— Не пойду, нет, не пойду…
Дорофей был направлен к отцу, и тот явился на другой же день. В теплый день он пришел в пальто с поднятым воротником.
— Что же, — сказал он, улыбаясь, — пойдем домой.
— Куда? — спросил я, трепеща, чувствуя, что возражать отцу не посмею.
— Ты ведь на Арнаутскую не хочешь?
— Нет.
— Ну, так пойдем ко мне.
И за отцом я пришел в его комнатку на даче. Я следовал за ним со стыдом и смущением. У него было новое пальто, незнакомое по прежней нашей жизни, с узким бархатным воротничком. Я шел за ним, не попадая в ритм его шагов, отвечал на его вопросы; я чувствовал себя мальчиком, подобранным на улице добрым господином. И у его порога я деликатно остановился.
Это был маленький особнячок в глубине сада. Домик для садовника в одну комнату с кухней. Дача принадлежала богачу Андреевскому, у которого к этому времени отец служил управляющим.
Таким образом осуществилось брошенное матерью в раннем моем детстве предсказание о двух домиках, домиках-разлучниках.
С новой обстановкой я сживался медленно. И на Арнаутской, у матери, люди и нравы стали для меня чуждыми, но в том доме, как кошка, я прислал свое местечко, каждый предмет — будь то шкаф или кастрюля — был моей вещью, не раз пострадавшей от моих мальчишеских рук, а здесь, в комнате отца, большинство вещей принимало меня как чужака. Первородство было на их стороне. Лишь с тем немногим, что отец принес сюда с Арнаутской, я встретился как с милыми старыми друзьями.
— Здравствуй, пресс-папье! Ты помнишь, как испугало меня в Юнкерском саду?
Все те же лежали толстые двухконечные карандаши, с одного конца красный, синий — с другого. Чугунная ажурная тарелка и два уральских камня-самоцвета, из которых один служил в моих играх Монбланом.
Я любил играть среди них, противопоставляя нашу компанию остальному дому.
— Ура, мы независимы!
Отец с утра до ночи не бывал дома. В субботу посылал меня в цирюльню, где за пятак меня стригли под нулевой номер, и к вечеру водил в баню. Те его привычки, которым он не изменял и здесь, — особенная манера курить табак или ломать сахар в ладонях, оттягивать при бритье кожу, привычка к банкам сапожного крема «Эклипс», к бутербродам «докторского» хлеба с гречишным медом, — все эти личные подробности, заново найденные в домике на андреевской даче, сыграли роль проводников в душе полузабытого отца, и постепенно исчезала неловкость моего нового положения.
Идя домой после полета, я собирался для оправдания изобразить события в самых восторженных красках. «Ах, подумай, папа, как он летел!.. Как он летел и падал… летел и падал… Он падал в воздухе и летел снова!.. А народу!.. А извозчиков!.. Все мальчики остались на ипподроме…»
Так, робея, я думал оправдываться. Но когда я пришел домой, отца еще не было.
Дверь на замке. У порога шевелится знакомый куст.
Еще вчера, лишенный своевременного сна и среды родимых предметов, уткнувшись ночью в замок, усталый и голодный, я затосковал бы, почувствовал бы себя несчастным и бесприютным, а на этот раз, весь в воспоминаниях о полете, я не испытывал никакого нетерпения. Комната за дверью утратила для меня всякую заманчивость.

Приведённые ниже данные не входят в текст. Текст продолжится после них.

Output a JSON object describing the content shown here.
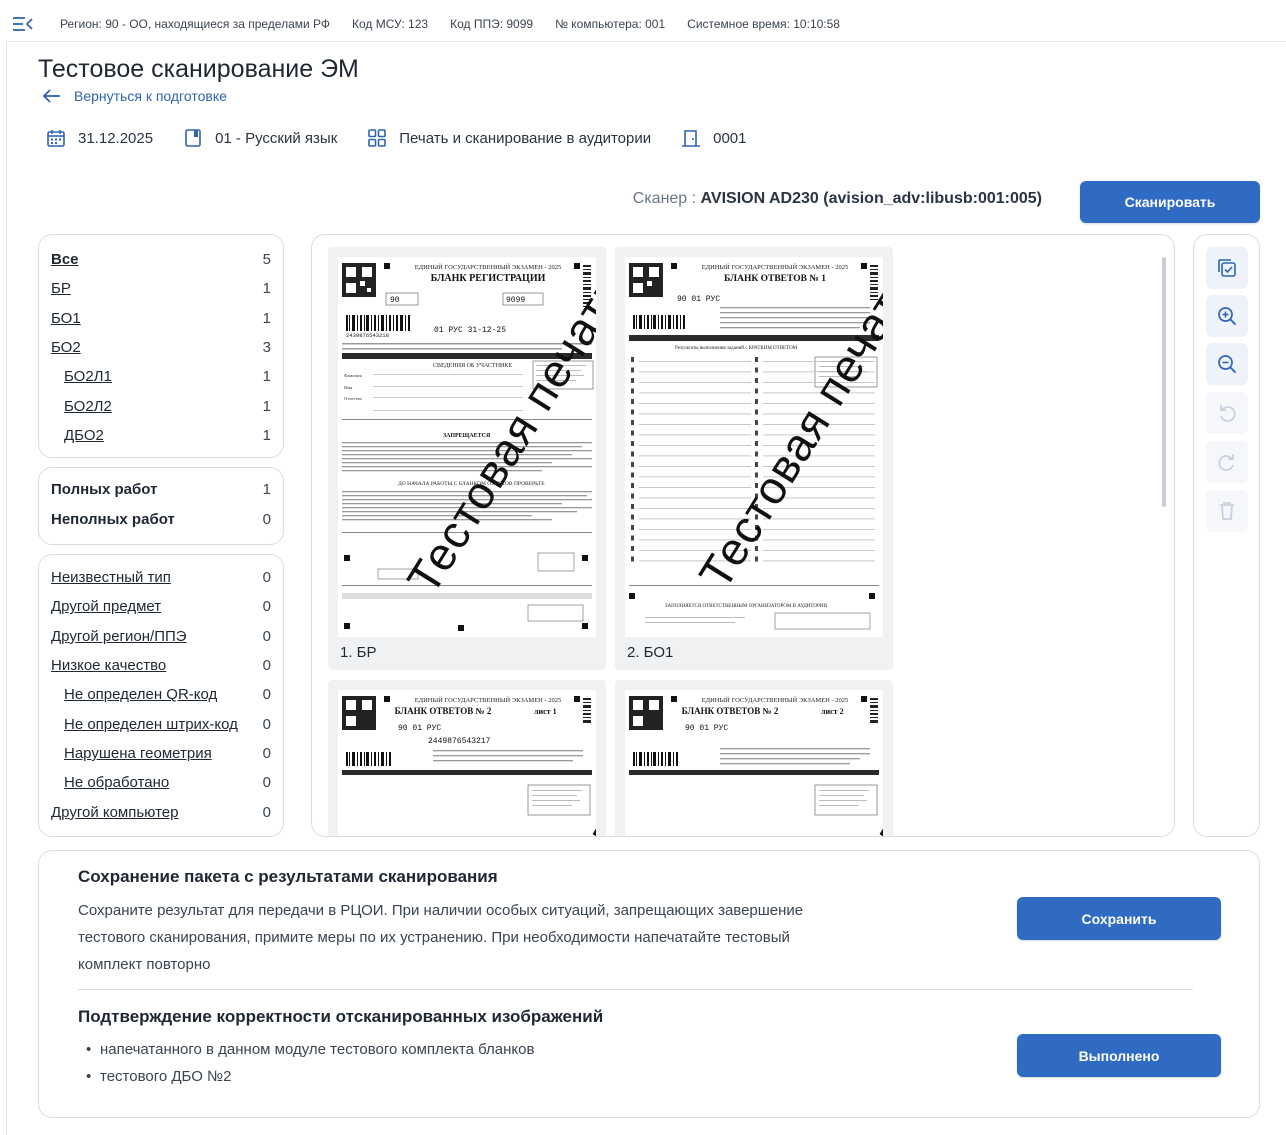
{
  "header": {
    "region": "Регион: 90 - ОО, находящиеся за пределами РФ",
    "msu": "Код МСУ: 123",
    "ppe": "Код ППЭ: 9099",
    "computer": "№ компьютера: 001",
    "time": "Системное время: 10:10:58"
  },
  "page": {
    "title": "Тестовое сканирование ЭМ",
    "back_label": "Вернуться к подготовке"
  },
  "info": {
    "date": "31.12.2025",
    "subject": "01 - Русский язык",
    "mode": "Печать и сканирование в аудитории",
    "room": "0001"
  },
  "scanner": {
    "label": "Сканер :",
    "name": "AVISION AD230 (avision_adv:libusb:001:005)",
    "scan_button": "Сканировать"
  },
  "filters": [
    {
      "label": "Все",
      "count": "5"
    },
    {
      "label": "БР",
      "count": "1"
    },
    {
      "label": "БО1",
      "count": "1"
    },
    {
      "label": "БО2",
      "count": "3"
    },
    {
      "label": "БО2Л1",
      "count": "1"
    },
    {
      "label": "БО2Л2",
      "count": "1"
    },
    {
      "label": "ДБО2",
      "count": "1"
    }
  ],
  "stats": [
    {
      "label": "Полных работ",
      "count": "1"
    },
    {
      "label": "Неполных работ",
      "count": "0"
    }
  ],
  "issues": [
    {
      "label": "Неизвестный тип",
      "count": "0"
    },
    {
      "label": "Другой предмет",
      "count": "0"
    },
    {
      "label": "Другой регион/ППЭ",
      "count": "0"
    },
    {
      "label": "Низкое качество",
      "count": "0"
    },
    {
      "label": "Не определен QR-код",
      "count": "0"
    },
    {
      "label": "Не определен штрих-код",
      "count": "0"
    },
    {
      "label": "Нарушена геометрия",
      "count": "0"
    },
    {
      "label": "Не обработано",
      "count": "0"
    },
    {
      "label": "Другой компьютер",
      "count": "0"
    }
  ],
  "gallery": {
    "watermark": "Тестовая печать",
    "cards": [
      {
        "caption": "1. БР",
        "form_title": "БЛАНК РЕГИСТРАЦИИ",
        "exam": "ЕДИНЫЙ ГОСУДАРСТВЕННЫЙ ЭКЗАМЕН - 2025",
        "codes": "90",
        "extra": "9099",
        "barcode": "2439876543218",
        "subject_code": "01 РУС 31-12-25",
        "sub_heading": "СВЕДЕНИЯ ОБ УЧАСТНИКЕ",
        "fields": [
          "Фамилия",
          "Имя",
          "Отчество"
        ],
        "warn": "ЗАПРЕЩАЕТСЯ",
        "rule": "ДО НАЧАЛА РАБОТЫ С БЛАНКОМ ОТВЕТОВ ПРОВЕРЬТЕ"
      },
      {
        "caption": "2. БО1",
        "form_title": "БЛАНК ОТВЕТОВ № 1",
        "exam": "ЕДИНЫЙ ГОСУДАРСТВЕННЫЙ ЭКЗАМЕН - 2025",
        "codes": "90 01 РУС",
        "sub_heading": "Результаты выполнения заданий с КРАТКИМ ОТВЕТОМ",
        "footer": "ЗАПОЛНЯЕТСЯ ОТВЕТСТВЕННЫМ ОРГАНИЗАТОРОМ В АУДИТОРИИ"
      },
      {
        "caption": "",
        "form_title": "БЛАНК ОТВЕТОВ № 2",
        "sheet": "лист 1",
        "exam": "ЕДИНЫЙ ГОСУДАРСТВЕННЫЙ ЭКЗАМЕН - 2025",
        "codes": "90 01 РУС",
        "barcode": "2449876543217"
      },
      {
        "caption": "",
        "form_title": "БЛАНК ОТВЕТОВ № 2",
        "sheet": "лист 2",
        "exam": "ЕДИНЫЙ ГОСУДАРСТВЕННЫЙ ЭКЗАМЕН - 2025",
        "codes": "90 01 РУС"
      }
    ]
  },
  "tools": [
    "check-all-icon",
    "zoom-in-icon",
    "zoom-out-icon",
    "rotate-left-icon",
    "rotate-right-icon",
    "delete-icon"
  ],
  "save_section": {
    "title": "Сохранение пакета с результатами сканирования",
    "text_line1": "Сохраните результат для передачи в РЦОИ. При наличии особых ситуаций, запрещающих завершение",
    "text_line2": "тестового сканирования, примите меры по их устранению. При необходимости напечатайте тестовый",
    "text_line3": "комплект повторно",
    "button": "Сохранить"
  },
  "confirm_section": {
    "title": "Подтверждение корректности отсканированных изображений",
    "items": [
      "напечатанного в данном модуле тестового комплекта бланков",
      "тестового ДБО №2"
    ],
    "button": "Выполнено"
  },
  "colors": {
    "accent": "#2f6bc2",
    "link": "#2e64b0",
    "border": "#d8dde4"
  }
}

Близился час, когда в саду появлялись собаки. Две свирепые овчарки, на ночь спускаемые с цепи. Рано утром, когда они еще бродили по саду, отец зазывал их к нам в комнату и, испытывая меня, многозначительно поблескивая глазами, ждал, чтобы я приласкал их. Я, холодея под одеялом, протягивал руку, уверенный, что в следующее мгновение рука, как срезанная, шлепнется на пол, тянул руку к огромным лбам овчарок, и псы с любопытством ее обнюхивали.
Я сел под деревом, рассчитывая влезть на него, как только овчарки появятся на аллее. Чудной казалась жизнь в воздухе, лишенная земных опасений. В этот день мне был открыт способ освобождения от всех накопившихся ошибок. В ночь после полета я заснул со счастливым утешением: «Другие страны есть!» — заснул под деревом, не дождавшись отца.
Очнувшись от влажного прикосновения, я увидел перед лицом собачью морду. Овчарка лизнула мою губу и нос. Я вскочил и вскрикнул. Порог домика был освещен изнутри, светилось окно, шелестел куст, отец стоял на пороге.
— Андрюша, ты? — спросил он встревоженно.
Шагнул навстречу и виноватым оказался он. Его лицо выражало утомление и досаду на труд, отнимающий у него все время, которое хоть отчасти он хотел бы разделить с сыном.